El Chingolo

El viento del sur acostumbraba no hacerse anunciar por nadie. Ningún signo preparaba al hombre, y cuando el viento soplaba con fuerza sin darle tiempo a defenderse, el hombre se sorprendía. A veces lo tomaba en el campo arreando los animales o cortando paja brava en los bañados para techar su rancho, o realizando cualquier otra tarea, pero siempre alejado de las casas.

Venia el viento y desgajaba los arboles. Si encontraba abiertas las ventanas y las puertas del rancho, entraba sin pedir permiso y, a veces, levantaba parte del techo mismo.

Un día el chingolo vio la aflicción del hombre y le dijo:

-Desde hoy en adelante me quedare cerca de ti para darte aviso cuando el viento quiera soplar.

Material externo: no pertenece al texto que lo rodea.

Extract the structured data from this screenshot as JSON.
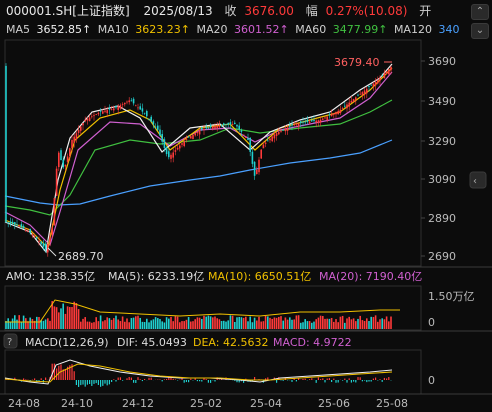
{
  "header": {
    "code": "000001.SH[上证指数]",
    "date": "2025/08/13",
    "close_label": "收",
    "close_value": "3676.00",
    "change_label": "幅",
    "change_value": "0.27%(10.08)",
    "open_label": "开"
  },
  "ma_legend": [
    {
      "label": "MA5",
      "value": "3652.85↑",
      "color": "#f0f0f0"
    },
    {
      "label": "MA10",
      "value": "3623.23↑",
      "color": "#f0c000"
    },
    {
      "label": "MA20",
      "value": "3601.52↑",
      "color": "#d060d0"
    },
    {
      "label": "MA60",
      "value": "3477.99↑",
      "color": "#40c040"
    },
    {
      "label": "MA120",
      "value": "340",
      "color": "#4aa0ff"
    }
  ],
  "price_axis": [
    "3690",
    "3490",
    "3290",
    "3090",
    "2890",
    "2690"
  ],
  "annotations": {
    "high": "3679.40",
    "low": "2689.70"
  },
  "volume_legend": {
    "amo": "AMO: 1238.35亿",
    "ma5": "MA(5): 6233.19亿",
    "ma10": "MA(10): 6650.51亿",
    "ma20": "MA(20): 7190.40亿",
    "unit": "1.50万亿",
    "zero": "0"
  },
  "macd_legend": {
    "help": "?",
    "title": "MACD(12,26,9)",
    "dif": "DIF: 45.0493",
    "dea": "DEA: 42.5632",
    "macd": "MACD: 4.9722",
    "zero": "0"
  },
  "x_axis": [
    "24-08",
    "24-10",
    "24-12",
    "25-02",
    "25-04",
    "25-06",
    "25-08"
  ],
  "colors": {
    "up": "#ff3a3a",
    "down": "#20d0d0",
    "bg": "#0c0c0c",
    "grid": "#2a2a2a"
  },
  "icons": {
    "chevron": "chevron-up-icon"
  }
}
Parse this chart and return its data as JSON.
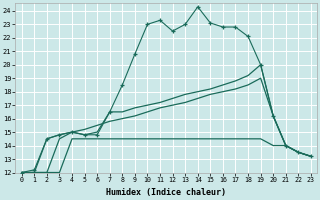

En mis silbos te diré: “Vientito sur”, como señal para que no te encuentre desprevenido… No te pido otra cosa sino tu amistad. Tienes la mía. ¿Puedo contar con la tuya?

-Cuenta con ella.

Se hizo el pacto. Bastaron las palabras. El chingolo quedó cerca de la casa. Como los hijos  del hombre no tenían juguetones ni sabían reír, él se encargó de darles un poco de dicha. Y un día se coloco sobre la cabeza un bonete de payaso y se puso a hacer piruetas. Los niños reían y reían. Y en otra oportunidad les enseño a jugar a la rayuela, andando a saltos por el patio, y los niños aprendieron el juego, que hallaron maravilloso.

Desde entonces, el chingolito llega a las casas, anda por el patio y hasta suele entrar en las habitaciones, sin temor alguno porque sabe que nadie será capaz de hacerle mal.